When I was in college, one of my writing professors rushed into class looking harried and almost delusional. He was under a deadline for his book, and it wasn’t going well. To top that off, his wife’s father had just passed away and his family was grieving. He burst through the door, set down his pile of papers and books, looked at us, and said very solemnly: “If you guys want to be writers, you’re gonna have to make some serious sacrifices.” He went on to tell us how he wasn’t able to travel to his father-in-law’s funeral because of his upcoming deadline.

I’ve never forgotten that. I was horrified. He couldn’t be there for his wife when she needed him because of a book deadline? I didn’t understand, still have a hard time with that one, but at least now I’ve been writing long enough to understand more about the sacrifices writers must make.

For some of us it’s a financial sacrifice. We could be making more money (or at least some money) at a real job. Then there’s the whole sacrifice of time. We’re traveling to conferences, hulling ourselves up in the basement or the office or the local Starbucks laboring over our stories and articles.

The time and money is hard to give up, but for me the most difficult sacrifice is the results—the manifestation of what I’m striving for, of what I’m longing to communicate. I really struggle with sacrificing my dreams and letting God recreate them to be what he wants to fulfill his purposes.

It’s hard. I have a vision for those stories. Hopes and dreams for what they will accomplish. How they will change lives. They are so dear to me and I want to make sure they reach their full potential. Like Madeline L’Engle says in her book Walking on Water, “Art is communication, and if there is no communication it is as though the work has been stillborn.”
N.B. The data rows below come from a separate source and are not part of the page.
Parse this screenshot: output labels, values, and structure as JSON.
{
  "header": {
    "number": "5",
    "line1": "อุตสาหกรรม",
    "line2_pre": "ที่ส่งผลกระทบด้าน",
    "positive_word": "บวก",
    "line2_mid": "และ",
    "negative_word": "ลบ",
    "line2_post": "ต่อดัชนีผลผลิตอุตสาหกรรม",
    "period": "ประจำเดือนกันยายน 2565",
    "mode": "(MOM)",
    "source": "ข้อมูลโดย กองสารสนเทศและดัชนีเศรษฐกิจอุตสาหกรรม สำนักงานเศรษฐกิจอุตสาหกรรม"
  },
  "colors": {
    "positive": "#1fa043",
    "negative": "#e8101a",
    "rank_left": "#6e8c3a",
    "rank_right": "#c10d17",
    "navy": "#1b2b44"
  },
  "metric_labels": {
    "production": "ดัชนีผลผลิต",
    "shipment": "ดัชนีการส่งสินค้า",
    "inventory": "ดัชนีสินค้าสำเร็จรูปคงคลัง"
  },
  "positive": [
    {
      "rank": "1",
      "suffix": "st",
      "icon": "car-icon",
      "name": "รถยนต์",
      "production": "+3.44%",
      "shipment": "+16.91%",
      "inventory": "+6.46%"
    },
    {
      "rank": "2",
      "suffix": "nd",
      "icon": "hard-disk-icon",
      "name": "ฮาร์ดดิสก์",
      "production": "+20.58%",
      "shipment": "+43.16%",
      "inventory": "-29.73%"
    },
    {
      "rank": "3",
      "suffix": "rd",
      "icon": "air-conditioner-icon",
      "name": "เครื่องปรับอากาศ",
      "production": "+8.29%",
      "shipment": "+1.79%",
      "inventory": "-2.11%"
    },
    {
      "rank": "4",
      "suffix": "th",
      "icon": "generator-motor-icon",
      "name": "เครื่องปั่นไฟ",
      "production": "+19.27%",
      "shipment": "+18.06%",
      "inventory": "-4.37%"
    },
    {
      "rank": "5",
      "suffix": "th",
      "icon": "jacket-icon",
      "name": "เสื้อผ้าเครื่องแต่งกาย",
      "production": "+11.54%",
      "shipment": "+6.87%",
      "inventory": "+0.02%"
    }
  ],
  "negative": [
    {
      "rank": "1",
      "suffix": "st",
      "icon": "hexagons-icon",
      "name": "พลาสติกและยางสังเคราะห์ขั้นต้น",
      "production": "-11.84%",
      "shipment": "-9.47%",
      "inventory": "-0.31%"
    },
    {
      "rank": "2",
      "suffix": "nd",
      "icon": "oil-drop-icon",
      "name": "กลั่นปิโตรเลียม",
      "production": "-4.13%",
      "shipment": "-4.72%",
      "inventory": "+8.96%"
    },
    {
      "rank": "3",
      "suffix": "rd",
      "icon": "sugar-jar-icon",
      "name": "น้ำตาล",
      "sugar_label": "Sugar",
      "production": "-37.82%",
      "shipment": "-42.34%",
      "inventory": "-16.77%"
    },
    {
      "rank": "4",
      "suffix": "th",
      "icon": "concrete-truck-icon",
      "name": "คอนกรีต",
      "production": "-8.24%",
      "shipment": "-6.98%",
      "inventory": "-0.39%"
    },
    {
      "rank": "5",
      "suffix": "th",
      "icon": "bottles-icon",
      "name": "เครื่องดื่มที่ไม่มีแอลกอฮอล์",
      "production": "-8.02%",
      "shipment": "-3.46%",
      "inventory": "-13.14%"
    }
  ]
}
But even stillborn stories have a purpose. That’s why we have to take the words we write, the love and passion and purpose behind them, and lay them down at God’s feet. We don’t know what will come of them, whether they will ever amount to anything other than a reflection of what’s in our hearts. We can’t control who reads them, or if anyone ever does, but a story does not have to be published to glorify God. When we write those words and tell the stories that burn within us, we are being obedient. We are glorifying God. The most painful sacrifice is largely internal. We must offer up our pride, our sense of wanting to accomplish something, of wanting to hold a printed book in our hands, and let God own our stories just like he owns us. Maybe they won’t get published, but they will serve a divine purpose. They already are.

1 comment:

Paula said...

This is so true. Lots of sacrifice, but most things worth giving our life to requires sacrifice.